Best year for old masters
Among old masters paintings, Italian art naturally performed particularly well, and the category experienced its most successful year in Dorotheum history.
Aside from the Hans Memling workshop painting, the category was able to shine with a newly discovered work by Jacopo Tintoretto. Tintoretto's depiction of the battle between David and Goliath, for the first time classifiable as a major work by the Venetian master Mannerist, reached a final price of 907,500 Euro. Exactly five hundred years after the death of Hieronymus Bosch, Dorotheum presented the „Inferno“, a painting created by one of his successors. The image from the "Garden of Delights" at the Prado went to a collector for 527,600 Euro. „The Judgement of Paris“, a new discovery from Peter Paul Rubens' workshop was successfully sold for 868,733 Euro. Another important recent discovery came from the early period of the work of Guido Reni, "Christ bearing the Cross", which found a new owner for 491,000 Euro. A "Holy Family with St Anne" by Huybrecht Bueckeleer came from a South German private collection and sold for excellent € 430,742.
Pride of place at the design auction went to six "Kodu" chairs by Franz West, designed in 1999, which sold for 106,250 Euro, closely followed by a bench designed by Josef Hoffmann for the Purkersdorf Sanatorium (€94,255).
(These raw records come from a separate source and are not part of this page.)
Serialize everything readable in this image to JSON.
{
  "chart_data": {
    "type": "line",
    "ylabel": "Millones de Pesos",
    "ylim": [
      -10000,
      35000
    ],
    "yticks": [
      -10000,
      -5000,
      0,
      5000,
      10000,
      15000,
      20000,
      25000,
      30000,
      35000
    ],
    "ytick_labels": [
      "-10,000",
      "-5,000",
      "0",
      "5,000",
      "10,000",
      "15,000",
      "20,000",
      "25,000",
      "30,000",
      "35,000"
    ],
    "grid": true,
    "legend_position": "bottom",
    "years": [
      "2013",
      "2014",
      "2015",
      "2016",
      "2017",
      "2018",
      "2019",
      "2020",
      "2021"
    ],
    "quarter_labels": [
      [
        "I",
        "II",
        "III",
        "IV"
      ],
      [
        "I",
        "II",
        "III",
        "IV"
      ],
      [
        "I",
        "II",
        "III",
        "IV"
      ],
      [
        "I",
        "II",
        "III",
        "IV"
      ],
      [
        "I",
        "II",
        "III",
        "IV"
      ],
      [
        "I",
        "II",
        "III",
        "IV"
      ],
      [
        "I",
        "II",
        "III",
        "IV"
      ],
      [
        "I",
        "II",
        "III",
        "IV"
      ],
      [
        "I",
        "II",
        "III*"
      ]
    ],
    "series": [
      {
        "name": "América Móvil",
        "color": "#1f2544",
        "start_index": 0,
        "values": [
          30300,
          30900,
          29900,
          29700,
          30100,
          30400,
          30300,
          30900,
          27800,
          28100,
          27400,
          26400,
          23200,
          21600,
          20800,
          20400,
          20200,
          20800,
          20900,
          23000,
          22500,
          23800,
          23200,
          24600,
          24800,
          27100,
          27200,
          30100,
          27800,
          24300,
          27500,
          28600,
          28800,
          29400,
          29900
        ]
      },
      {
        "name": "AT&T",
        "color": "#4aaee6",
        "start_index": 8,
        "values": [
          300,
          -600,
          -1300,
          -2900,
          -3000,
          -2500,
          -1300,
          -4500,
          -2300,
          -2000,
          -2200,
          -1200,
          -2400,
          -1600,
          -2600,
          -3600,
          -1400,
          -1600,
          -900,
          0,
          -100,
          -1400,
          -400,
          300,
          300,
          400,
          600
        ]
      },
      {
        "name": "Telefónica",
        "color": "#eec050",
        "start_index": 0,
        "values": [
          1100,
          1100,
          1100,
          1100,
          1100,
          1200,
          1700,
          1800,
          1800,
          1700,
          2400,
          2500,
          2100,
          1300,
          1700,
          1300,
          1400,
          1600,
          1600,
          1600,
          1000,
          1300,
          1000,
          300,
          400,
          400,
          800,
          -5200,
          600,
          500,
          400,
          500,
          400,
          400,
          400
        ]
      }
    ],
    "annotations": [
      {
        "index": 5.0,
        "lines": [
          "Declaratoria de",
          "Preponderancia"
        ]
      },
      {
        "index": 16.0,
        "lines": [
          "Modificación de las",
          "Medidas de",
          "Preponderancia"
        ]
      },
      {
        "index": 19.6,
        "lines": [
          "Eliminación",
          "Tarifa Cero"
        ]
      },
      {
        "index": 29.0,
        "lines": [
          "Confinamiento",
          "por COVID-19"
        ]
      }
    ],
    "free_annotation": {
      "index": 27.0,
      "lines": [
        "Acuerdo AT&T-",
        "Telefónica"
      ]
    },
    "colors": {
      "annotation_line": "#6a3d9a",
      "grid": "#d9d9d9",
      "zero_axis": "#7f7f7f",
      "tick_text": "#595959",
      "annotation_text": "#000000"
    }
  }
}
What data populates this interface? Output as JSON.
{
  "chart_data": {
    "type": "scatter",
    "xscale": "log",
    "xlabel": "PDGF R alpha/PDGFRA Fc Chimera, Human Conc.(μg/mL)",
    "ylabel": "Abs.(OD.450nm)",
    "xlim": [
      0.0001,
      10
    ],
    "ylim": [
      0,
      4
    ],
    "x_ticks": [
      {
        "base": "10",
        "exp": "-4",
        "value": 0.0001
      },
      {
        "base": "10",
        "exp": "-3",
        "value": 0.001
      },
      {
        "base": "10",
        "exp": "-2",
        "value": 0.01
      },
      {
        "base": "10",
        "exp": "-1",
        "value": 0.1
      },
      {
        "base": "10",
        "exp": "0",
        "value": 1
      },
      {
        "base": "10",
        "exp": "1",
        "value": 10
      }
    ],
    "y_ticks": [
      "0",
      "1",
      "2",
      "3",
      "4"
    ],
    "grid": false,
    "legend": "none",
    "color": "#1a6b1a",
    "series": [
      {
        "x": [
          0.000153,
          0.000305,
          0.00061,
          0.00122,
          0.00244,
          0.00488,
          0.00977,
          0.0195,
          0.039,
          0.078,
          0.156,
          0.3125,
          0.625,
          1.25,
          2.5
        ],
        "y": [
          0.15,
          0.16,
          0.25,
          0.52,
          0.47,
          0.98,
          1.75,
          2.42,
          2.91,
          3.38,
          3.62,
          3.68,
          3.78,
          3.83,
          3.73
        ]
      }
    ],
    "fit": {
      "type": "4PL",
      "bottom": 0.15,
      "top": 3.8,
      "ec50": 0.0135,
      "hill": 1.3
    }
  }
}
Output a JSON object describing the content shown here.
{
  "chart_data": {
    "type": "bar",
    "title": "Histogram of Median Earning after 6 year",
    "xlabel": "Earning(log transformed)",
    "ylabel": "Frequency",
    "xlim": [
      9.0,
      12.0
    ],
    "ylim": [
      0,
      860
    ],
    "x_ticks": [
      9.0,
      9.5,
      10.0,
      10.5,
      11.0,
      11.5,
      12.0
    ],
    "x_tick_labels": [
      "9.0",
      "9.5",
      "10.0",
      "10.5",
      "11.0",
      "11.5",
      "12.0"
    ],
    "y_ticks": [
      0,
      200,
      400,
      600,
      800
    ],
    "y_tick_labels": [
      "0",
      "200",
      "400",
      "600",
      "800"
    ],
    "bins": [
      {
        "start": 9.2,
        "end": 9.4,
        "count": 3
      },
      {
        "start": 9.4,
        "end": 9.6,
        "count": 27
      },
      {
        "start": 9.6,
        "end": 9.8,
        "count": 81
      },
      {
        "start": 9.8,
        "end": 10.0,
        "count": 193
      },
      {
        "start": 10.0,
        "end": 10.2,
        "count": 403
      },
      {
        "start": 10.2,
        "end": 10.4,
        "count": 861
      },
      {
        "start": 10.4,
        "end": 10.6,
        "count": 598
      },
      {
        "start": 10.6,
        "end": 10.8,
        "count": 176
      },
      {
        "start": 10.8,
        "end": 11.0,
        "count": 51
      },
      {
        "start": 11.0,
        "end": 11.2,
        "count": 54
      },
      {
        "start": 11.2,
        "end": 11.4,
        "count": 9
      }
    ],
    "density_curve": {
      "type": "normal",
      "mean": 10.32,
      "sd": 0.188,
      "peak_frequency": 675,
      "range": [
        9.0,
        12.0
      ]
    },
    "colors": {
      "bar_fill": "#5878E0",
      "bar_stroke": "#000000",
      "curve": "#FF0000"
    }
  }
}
Josef Hoffmann went on to dominate the Dorotheum art nouveau auction in December 2016. Many of the objects by this universal artist and figurehead of Austrian art met with great interest. Sold for sensational 149,900 Euro, several times the estimate, a severely geometric silver teapot was made by Wiener Werkstätte in 1905. The spring auction also saw the highly successful sale of a silver muff chain by Kolo Moser, once given as a gift by Gustav Klimt to his friend and muse Emilie Flöge (€ 198,200).
A pair of 19th century lidded Meissen vases decorated with snowball blooms (guelder roses) and based on the historical model by Johann Joachim Kändler, proved to be worth a sensational 247,000 Euro to a porcelain aficionado.
In the Emperor Franz Joseph commemorative year 2016, a fan of imperial memorabilia acquired the monarch's travelling service for 68,750 Euro.
International clients showed a particular interest in the unique interiors and historical items sold at Dorotheum Vienna in September, many of them far beyond their estimates: The 400 paintings and antiques came from the private collection of the renowned Vienna art dealer Reinhold Hofstätter (1927 – 2013), who had used them to furnish his summer residence at Schwallenbach Manor in the Wachau region (Lower Austria). At this event, Ferdinand Georg Waldmüller's painting „Der Abschied“ (The Farewell) reached 203,411 Euro.
In 2016, the high demand for jewellery continued unabated. In particular jewellery featuring larger stones, especially diamonds, and items by renowned makers such as Bulgari, saw a significant appreciation in bidding. The auction featuring 130 lots of kinetic jewellery by the German goldsmith and ZERO artist Friedrich Becker demonstrated that contemporary art are well able to compete on the international stage.